Merger and acquisition (M&A) activity in the transportation and logistics industry accelerated in the second quarter of 2014, with the total volume and value of deals increasing over the first quarter of 2014, as well as the second quarter last year, according to PwC US. Still, overall M&A activity in the sector year-to-date remains subdued compared to historical standards.
There were 51 transportation and logistics transactions worth $50 million or more in the second quarter of 2014, totaling $20 billion, compared to 38 deals worth $16.2 billion in the first quarter of 2014. Second quarter 2014 M&A activity also increased over the comparable period in 2013, which recorded 39 deals valued at $16.6 million.

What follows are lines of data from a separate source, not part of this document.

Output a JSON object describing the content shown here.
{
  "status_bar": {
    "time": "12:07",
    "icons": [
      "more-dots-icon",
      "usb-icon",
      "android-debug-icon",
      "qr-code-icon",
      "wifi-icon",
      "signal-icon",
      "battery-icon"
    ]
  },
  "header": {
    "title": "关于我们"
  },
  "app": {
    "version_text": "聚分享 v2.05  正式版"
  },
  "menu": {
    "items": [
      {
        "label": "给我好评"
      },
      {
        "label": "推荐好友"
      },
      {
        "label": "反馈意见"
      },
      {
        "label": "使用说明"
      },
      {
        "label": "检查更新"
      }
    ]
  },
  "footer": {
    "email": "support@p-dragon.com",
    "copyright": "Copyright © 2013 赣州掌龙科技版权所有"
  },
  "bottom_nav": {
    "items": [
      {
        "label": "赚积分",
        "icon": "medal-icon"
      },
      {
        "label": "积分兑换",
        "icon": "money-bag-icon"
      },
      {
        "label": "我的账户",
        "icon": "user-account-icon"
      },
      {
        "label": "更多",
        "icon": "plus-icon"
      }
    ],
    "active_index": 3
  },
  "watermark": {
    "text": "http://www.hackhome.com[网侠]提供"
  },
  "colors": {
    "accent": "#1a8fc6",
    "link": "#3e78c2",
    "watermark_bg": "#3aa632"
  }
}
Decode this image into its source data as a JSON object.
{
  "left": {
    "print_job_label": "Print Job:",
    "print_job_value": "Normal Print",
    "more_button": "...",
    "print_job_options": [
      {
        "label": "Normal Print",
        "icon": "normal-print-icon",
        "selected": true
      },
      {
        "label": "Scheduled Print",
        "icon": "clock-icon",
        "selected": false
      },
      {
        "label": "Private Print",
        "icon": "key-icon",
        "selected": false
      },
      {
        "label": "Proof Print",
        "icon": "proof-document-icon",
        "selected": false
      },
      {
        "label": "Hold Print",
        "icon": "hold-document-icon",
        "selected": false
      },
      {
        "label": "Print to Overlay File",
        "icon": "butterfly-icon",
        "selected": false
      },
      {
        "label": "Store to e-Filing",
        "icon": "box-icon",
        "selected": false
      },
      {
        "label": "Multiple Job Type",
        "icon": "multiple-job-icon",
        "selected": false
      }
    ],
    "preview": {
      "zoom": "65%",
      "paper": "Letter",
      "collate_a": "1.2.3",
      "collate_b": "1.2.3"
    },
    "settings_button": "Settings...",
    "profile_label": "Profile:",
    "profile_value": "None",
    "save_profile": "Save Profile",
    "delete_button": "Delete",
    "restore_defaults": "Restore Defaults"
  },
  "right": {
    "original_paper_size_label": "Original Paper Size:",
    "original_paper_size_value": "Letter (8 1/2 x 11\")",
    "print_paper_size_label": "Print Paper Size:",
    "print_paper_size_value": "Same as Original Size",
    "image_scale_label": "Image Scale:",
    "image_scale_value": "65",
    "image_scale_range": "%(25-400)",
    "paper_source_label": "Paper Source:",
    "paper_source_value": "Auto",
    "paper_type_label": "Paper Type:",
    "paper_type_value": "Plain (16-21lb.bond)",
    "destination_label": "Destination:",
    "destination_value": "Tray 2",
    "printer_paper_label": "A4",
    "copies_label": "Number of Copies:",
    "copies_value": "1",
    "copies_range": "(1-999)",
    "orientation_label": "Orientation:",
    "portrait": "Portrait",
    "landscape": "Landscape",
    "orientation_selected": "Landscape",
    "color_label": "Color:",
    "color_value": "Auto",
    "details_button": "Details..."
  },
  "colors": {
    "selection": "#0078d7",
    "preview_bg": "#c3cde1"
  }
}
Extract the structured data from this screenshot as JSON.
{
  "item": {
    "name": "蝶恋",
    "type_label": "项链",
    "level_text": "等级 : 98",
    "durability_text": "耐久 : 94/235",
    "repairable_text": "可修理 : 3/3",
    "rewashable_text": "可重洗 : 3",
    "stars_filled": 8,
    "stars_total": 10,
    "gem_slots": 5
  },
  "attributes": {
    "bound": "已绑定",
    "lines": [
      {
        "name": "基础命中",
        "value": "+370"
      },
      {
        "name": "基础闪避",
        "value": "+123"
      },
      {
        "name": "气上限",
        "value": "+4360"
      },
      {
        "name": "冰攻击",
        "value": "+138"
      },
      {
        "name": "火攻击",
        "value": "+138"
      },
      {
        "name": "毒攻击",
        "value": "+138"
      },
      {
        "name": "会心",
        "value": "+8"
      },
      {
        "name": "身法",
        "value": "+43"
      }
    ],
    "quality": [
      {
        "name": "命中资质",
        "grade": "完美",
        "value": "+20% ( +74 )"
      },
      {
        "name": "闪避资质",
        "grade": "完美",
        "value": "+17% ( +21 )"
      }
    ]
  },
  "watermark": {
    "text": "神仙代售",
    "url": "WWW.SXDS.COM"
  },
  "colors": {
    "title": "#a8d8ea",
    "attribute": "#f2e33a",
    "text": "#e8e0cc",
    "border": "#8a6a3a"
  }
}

“Transaction volume picked-up in the transportation and logistics industry during the second quarter although overall levels remain modest compared to historical norms,” said Jonathan Kletzel, U.S. transportation and logistics leader for PwC. “Management teams continue to take a measured approach to M&A and remain primarily focused on local deals aimed at consolidating existing markets and strengthening their core businesses. Similar to what we saw at the start of the year, deal activity was primarily driven by increased activity in the shipping and trucking sectors, with an emphasis on addressing overcapacity, fragmentation and sourcing higher margin services. Looking ahead, we believe transportation and logistics M&A activity will increasingly focus on higher margin, ancillary operations, including assets that benefit supply chain economics and lead to improved operating efficiencies.”
Mega deals (transactions worth $1 billion or more) remained low in the second quarter, contributing to the decrease in average deal value, which dropped to $393 million in the second quarter of 2014, compared to $427 million in the first quarter of 2014 and $425 million in last year’s second quarter. There were three mega transactions in the second quarter of 2014 with a total deal value of $9.63 billion compared to four mega deals in the first quarter worth $9.39 billion. Two of the mega deals in the second quarter occurred in Australia, and the other deal occurred in the U.S.
Overall, acquirers remained primarily focused on local market deals, with 2014 being on pace to be one of the weakest years for cross-border activity over the past decade. Local deals accounted for 71 percent of deal activity during the second quarter, compared to 76 percent in the first quarter and 69 percent in the comparable period last year. Emerging market acquirers in particular have focused on consolidating their local markets. According to PwC, motivations for these acquirers include the relative fragmentation, and, in some cases, higher return possibilities within these nations.
Acquirers from Asia and Oceania continued to be the most active of any region in the second quarter, accounting for 22 transactions, followed by the Eurozone which involved 14 deals. The U.S. market recorded only nine transactions during the second quarter, as activity remained below pre-financial crisis levels.
Deal multiples are moving to new highs this year, continuing their march upward since the global recession. The general increase in equity market valuations has contributed to higher deal valuations, while infrastructure deals, which tend to carry above-average multiples, remain popular. Two of the three mega deals in the second quarter were infrastructure transactions.
The level of financial investment also grew in the second quarter. Financial investors accounted for 51 percent of all deals worth $50 million or more during the second quarter, surpassing the 42 percent recorded in the first quarter this year. According to PwC, the strength of the capital markets continues to provide financial investors with favorable debt financing and private equity continues to source deals in shipping and trucking.
Recent M&A trends suggest that the overall sector is taking steps to improve performance through consolidation within underperforming modes and in emerging markets. “While there is still some risk aversion on the part of acquirers, there is a healthy appetite for a more narrow set of targets as indicated by increasing valuations,” Kletzel continued. “Over time, we expect shipping, trucking and infrastructure deals to lead M&A activity in the transportation industry. We also see a strong rationale for cross-border minority stakes by airlines, as acquirers attempt to boost access to international markets and targets seek to improve their finances. As a result, we expect a modest recovery in M&A announcements during the second half of 2014.”